The engagement has cost the lives of one officer, Captain Wilkinson and five men. Among the ten that were injured were five Minnesotans, Privates; George R. Wicker, Charles M. Turner, Edward Brown, Jes S. Jensen, and Gottfried Ziegler.

== After the Spanish–American War ==
In 1899 Wicker wrote and published ("In the Battle with the Chippewas," which appeared in the Illustrated Home Journal of St. Louis on April 1, 1899) his war experience with the American Indians at Sugar Point Minnesota. In his writings he mentions that the American Indians (Red man) was merely rightfully fighting for the land that they (the Chippewas) deserve and have lived on far longer than the white man. George R. Wicker also states that if the tables were turned, the white man would have fought as feverishly as the American Indians have should their land be raped and pillaged by outsiders.

An excerpt from the article reads;
"I must confess, wrote George Wicker, "that I dreaded to fire my gun at the unfortunate red man. I felt that he was but fighting for the land, country, and the rights that were his, fighting, it is true, in his own peculiar and treacherous way. Later on I learned that these sentiments were shared by many of those who with me at the time wore blue. There were and are men in high places who have oppressed, defrauded, robbed, insulted, maltreated the Indian, the rightful owner of this country, until the poor savage could no longer endure his wrongs," declared Wicker. "He, too, loves his forests, lakes, streams, his native soil." ("In the Battle with the Chippewas," George Wicker, Illustrated Home Journal of St. Louis on April 1, 1899)

(From the Minnesota Historical Society) A photostatic copy of an article by George Wicker entitled "In the Battle with the Chippewa," which appeared in the Illustrated Home Journal of St. Louis for April 1, 1899, has been received from Miss Lillian Wicker of St. Paul, a sister of the author. Wicker was a member of the expedition that went to Leech Lake in October, 1898, to suppress the Indian uprising of that year, and he here records his experiences, particularly in the battle of October 5. The article was copied from a rare file 1941 ACCESSIONS 89 of the Journal in the possession of the publishers, the Louis Lange Publishing Company of St. Louis.

George R. Wicker as a young politician/Minnesota State Representative 1917-1922

From 1900 to 1903, Wicker worked an editor in Hayfield. From 1903 to 1906, he served in the State Legislative Staff for the Minnesota Senate (Committee on Taxes and Tax Laws Clerk). From 1906 to 1916 he managed a lumberyard in Hayfield and worked with the Minnesota State Senate.

=== Minnesota State Representative ===
In 1916 Wicker was elected into the Minnesota State Legislature as a State Representative for District 5 and was in the following committees; Education, Elections, Markets and Marketing, Military Affairs, Motor Vehicles, Taxes. Representative George Wicker was instrumental in getting funds allocated for the Minnesota War Records Commission during his term with the legislature. The commission collected information and memorabilia regarding the military and publishing a special report regarding the Battle of Sugar Point in which George R. Wicker participated.

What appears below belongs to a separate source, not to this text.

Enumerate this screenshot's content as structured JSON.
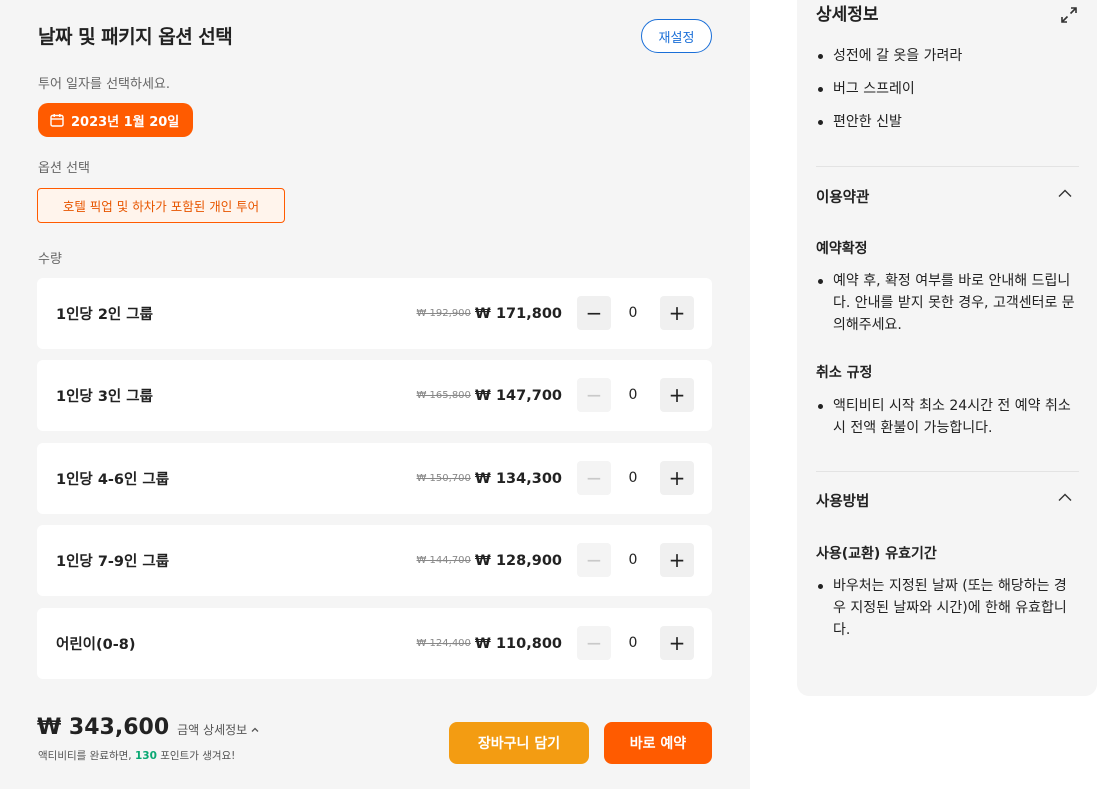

=== Wicker–Nolan Bill Creating Minnesota Department of State Police ===
In 1921, William I. Nolan and George R. Wicker introduced a bill (Wicker-Nolan Bill) to create a State Public Safety Commission to co-ordinate the activities of all public peace and prosecuting officers. The bill passed the Senate 41 to 22. Minnesota Governor J. A. O. Preus supported the bill to create a 100-man Department of State Police to act as peace officers. In a special message to the 1921 Legislature Governor J. A. O. Preus opened the CA's long campaign for a state constabulary. A "terrific" wave of crime was sweeping across the nation, and a state constabulary was the only way to deal with it effectively. CA publications supported Preus's efforts to stomp out the new wave of youthful criminals that was attributed to movies, pool halls, and war experience. Preus supported a bill to create a 100-man Department of State Police to act as peace officers. Despite a clause that the force "shall not be employed in strikes arising out of labor controversies between employers and employees;' the legislature, probably realizing that labor opposition would doom the bill, ignored Preus's effort. Instead William I. Nolan and George Wicker introduced a bill to create a State Public Safety Commission to coordinate the activities of all public peace and prosecuting officers.

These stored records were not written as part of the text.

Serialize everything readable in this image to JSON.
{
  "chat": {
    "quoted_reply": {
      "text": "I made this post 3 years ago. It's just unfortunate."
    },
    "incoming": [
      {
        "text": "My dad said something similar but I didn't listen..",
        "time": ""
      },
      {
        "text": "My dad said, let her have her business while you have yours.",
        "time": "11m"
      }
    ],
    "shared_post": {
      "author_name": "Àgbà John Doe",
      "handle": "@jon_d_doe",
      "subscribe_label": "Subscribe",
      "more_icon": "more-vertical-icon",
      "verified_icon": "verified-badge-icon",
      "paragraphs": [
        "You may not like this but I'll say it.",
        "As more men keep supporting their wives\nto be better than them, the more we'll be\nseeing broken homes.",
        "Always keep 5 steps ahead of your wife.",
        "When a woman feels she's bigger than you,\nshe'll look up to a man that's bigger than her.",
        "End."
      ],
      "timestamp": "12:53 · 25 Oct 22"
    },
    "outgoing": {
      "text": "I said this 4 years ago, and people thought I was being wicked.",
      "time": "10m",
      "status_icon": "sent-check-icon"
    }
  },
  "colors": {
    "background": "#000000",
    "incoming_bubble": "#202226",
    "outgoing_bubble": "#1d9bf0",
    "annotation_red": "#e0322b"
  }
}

=== Minnesota Cooperative Act of 1919 ===
George Wicker authored the Minnesota Cooperative Act of 1919. George Wicker testified during the Revenue Act of 1926 Hearings on H.R. 1 Before the Senate Committee on Finance, 69th United States Congress, 1st Sess. (July 1926), 261–274. George R. Wicker was representing the Illinois Agricultural Association, and testifying on behalf of several national and State cooperative and farm organizations.

These laws were originally enacted principally to insure to groups of farmers the right to act collectively without violating state antitrust statutes. Congress assured to cooperatives the same immunity from United States antitrust law by enactment of the Capper–Volstead Act in 1922. Neither state nor federal law grants such immunity to cooperatives in their ordinary commercial transactions and dealings.

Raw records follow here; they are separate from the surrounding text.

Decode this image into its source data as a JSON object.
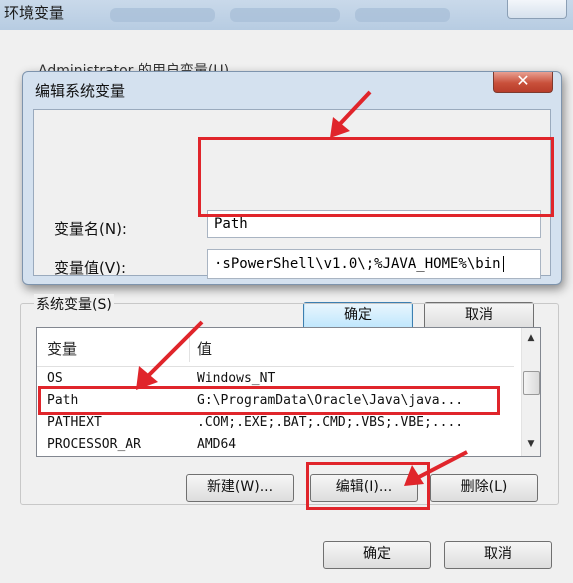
{
  "outer_window": {
    "title": "环境变量",
    "user_vars_title": "Administrator 的用户变量(U)"
  },
  "edit_dialog": {
    "title": "编辑系统变量",
    "close_glyph": "✕",
    "name_label": "变量名(N):",
    "name_value": "Path",
    "value_label": "变量值(V):",
    "value_value": "·sPowerShell\\v1.0\\;%JAVA_HOME%\\bin",
    "ok_label": "确定",
    "cancel_label": "取消"
  },
  "system_vars": {
    "group_title": "系统变量(S)",
    "columns": [
      "变量",
      "值"
    ],
    "rows": [
      {
        "name": "OS",
        "value": "Windows_NT"
      },
      {
        "name": "Path",
        "value": "G:\\ProgramData\\Oracle\\Java\\java..."
      },
      {
        "name": "PATHEXT",
        "value": ".COM;.EXE;.BAT;.CMD;.VBS;.VBE;...."
      },
      {
        "name": "PROCESSOR_AR",
        "value": "AMD64"
      }
    ],
    "new_label": "新建(W)...",
    "edit_label": "编辑(I)...",
    "delete_label": "删除(L)"
  },
  "footer": {
    "ok_label": "确定",
    "cancel_label": "取消"
  },
  "colors": {
    "annotation_red": "#e0252b",
    "dialog_frame": "#d4e1ef",
    "window_bg": "#f0f0f0"
  }
}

=== 1921 to 1924 Minnesota State Department of Agriculture ===
In 1921 George Wicker was appointed Deputy Commissioner of the Minnesota State Department of Agriculture.

===1924 to 1927 Illinois Agricultural Auditing Association & co-ops===
What is now the Illinois Agricultural Auditing Association was organized as the Illinois Agricultural Cooperative Association. Vernon Vaniman of Virden was hired as fieldman, and George Wicker of Minnesota was hired as Director/manager.

Agricultural accounting. From The Cornell Daily Sun: "The different forms of organization found in co-operatives have created a demand for a special kind of agricultural accountants. The Agricultural Association of Illinois established a department of business, service to supply this need. This department audits the books of the member companies at regular rates, and helps the co-operatives find the cause of financial losses. George R. Wicker, Manager of the Illinois Agricultural Co-operative Association, spoke on the business management of country grain elevators. Their history was traced from the time when they were organized as corporations principally handling grain, to the present."

=== 1927 to 1929 founding of Growmark, Inc. ===
George Wicker was the director of the Illinois Agricultural Cooperative Association and outlined a sound financial policy for (Illinois Farm Supply), now Growmark, Inc. covering working capital, extension of credit, and dealers contracts. And so it began. Illinois Farm Supply was created as a wholesale distributor of petroleum and lubricant products. From the beginning, IAA and Farm Supply leaders insisted on clean-cut business practices, top-grade service, and enforceable contracts between Illinois Farm Supply and member cooperatives. In 1927 George R. Wicker was appointed the first CEO of Growmark, Inc. (an agricultural co-op) based in Bloomington, Illinois. Growmark, Inc. is now an $8 billion company.